Tungsten Inert Gas (TIG) or Gas Tungsten Arc Welding (GTAW):
TIG Welding is an arc welding process wherein coalescence is produced by heating the job with an electric arc struck between a tungsten electrode and the job. The electrodes used in this process are made of either tungsten or thoriated tungsten. Thoriated Tungsten electrodes run cooler than plain tungsten electrodes and maintain square arcing ends, but they are more expensive.
A shielding gas (argon, helium, nitrogen, carbon dioxide, or a mixture of gases, etc.) is used to avoid atmospheric contamination of the molten weld pool. The inert gas blanket shields the entire weld area from atmospheric attack, eliminating the need for any flux. A general inert gas used is Argon, but helium or a mixture of the two may also be used. Filler metal may be added if required.
Commercial grades (shielding gas) used for welding are 99.9% pure. Argon is 0.38% heavier than air and about 10 times heavier than helium. Both gases ionize when present in an electric arc. This means that the gas atoms lose some of their electrons that have a negative charge. These unbalanced gas atoms, properly called positive ions, now have a positive charge and are attracted to the negative pole in the arc.
When the arc is positive and the work is negative, these positive ions impinge upon the work and remove surface oxides or scale in the weld area. Argon is the most commonly used shielding gas. So Argon is suitable for welding thinner material.
whereas helium produces a higher arc voltage than argon. This makes it more suitable for welding heavy sections of metal that have high heat conductivity or for automatic welding operations where higher welding speeds are required.
TIG Welding Polarity:
The current source may be either DC or AC depending upon the application. DC straight polarity arc is used in metals other than aluminum and magnesium, including copper alloys, cast iron, steel, and stainless steel. It gives good heat concentration and produces welds that are deep and narrow. Welding rates are high and there is less distortion of base metal. DC reverse polarity is not generally used because it produces shallow and wide welds. An AC arc is used for welding aluminum, magnesium, cast iron, and a number of other metals. Penetration with an AC arc is midway between the penetration produced by DC direct polarity and DC reverse polarity.

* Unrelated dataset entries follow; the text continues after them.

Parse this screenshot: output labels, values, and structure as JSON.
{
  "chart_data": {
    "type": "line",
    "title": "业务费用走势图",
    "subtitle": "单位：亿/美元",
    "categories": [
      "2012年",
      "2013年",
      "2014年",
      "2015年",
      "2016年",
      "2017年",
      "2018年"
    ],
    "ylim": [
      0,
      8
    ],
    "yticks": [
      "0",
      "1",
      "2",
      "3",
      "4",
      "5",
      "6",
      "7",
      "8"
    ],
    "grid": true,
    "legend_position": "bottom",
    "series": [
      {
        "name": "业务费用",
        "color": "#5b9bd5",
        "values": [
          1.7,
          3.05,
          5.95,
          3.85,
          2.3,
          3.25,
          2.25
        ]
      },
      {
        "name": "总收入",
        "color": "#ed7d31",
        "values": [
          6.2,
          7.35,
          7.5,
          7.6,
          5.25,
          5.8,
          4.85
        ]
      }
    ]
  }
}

The process is most suitable for low-gauge sheet metal welding and cannot compete with conventional shielded metal electrode welding for welding heavier gauges due to the cost of inert gas.
The TIG Welding Process:
A high frequency, high voltage (100 kHz to 2 MHz, 2000 volts) low amperage current supply is often used in TIG welding to initiate the arc. This is to avoid the contamination of the electrode caused when the arc is initiated by short-circuiting with the workpiece. When the electrode tip reaches a distance of 3 to 2 mm from the job, a spark jumps across the air gap between the electrode and the job. The air path gets ionized and an arc is established.
The superimposed high-frequency current causes a spark to jump the gap between the electrode and the workpiece. If a high-frequency source is not available the arc can be initiated by scratch starting by using a copper striker plate to limit electrode contamination. Tungsten inert gas welding can be done in any position. Welding speeds of the order of 400 to 1000 mm per minute have been attained by manual process. The process can also be adapted to mechanized and automatic operation.
The Advantages of TIG Welding:
1. No flux is used, so there is no danger of flux entrapment when welding refrigerator and air conditioner components.
2. Because of clear visibility of the arc and the job, the operator can exercise better control of the welding process
3. This process can weld in all positions and produces smooth and sound welds with less spatter.
4. TIG welding is very much suitable for high-quality welding of thin materials (0.125 mm).
5. It is a very good process for welding nonferrous metals (aluminum, etc.) and ferrous metals.
Disadvantages of TIG Welding:
1. Tungsten, if it transfers to a molten weld pool, can contaminate it. It is hard and brittle.
2. Filler rod ends can cause weld metal contamination.
- Equipment costs are higher than those for flux-shielded metal arc welding.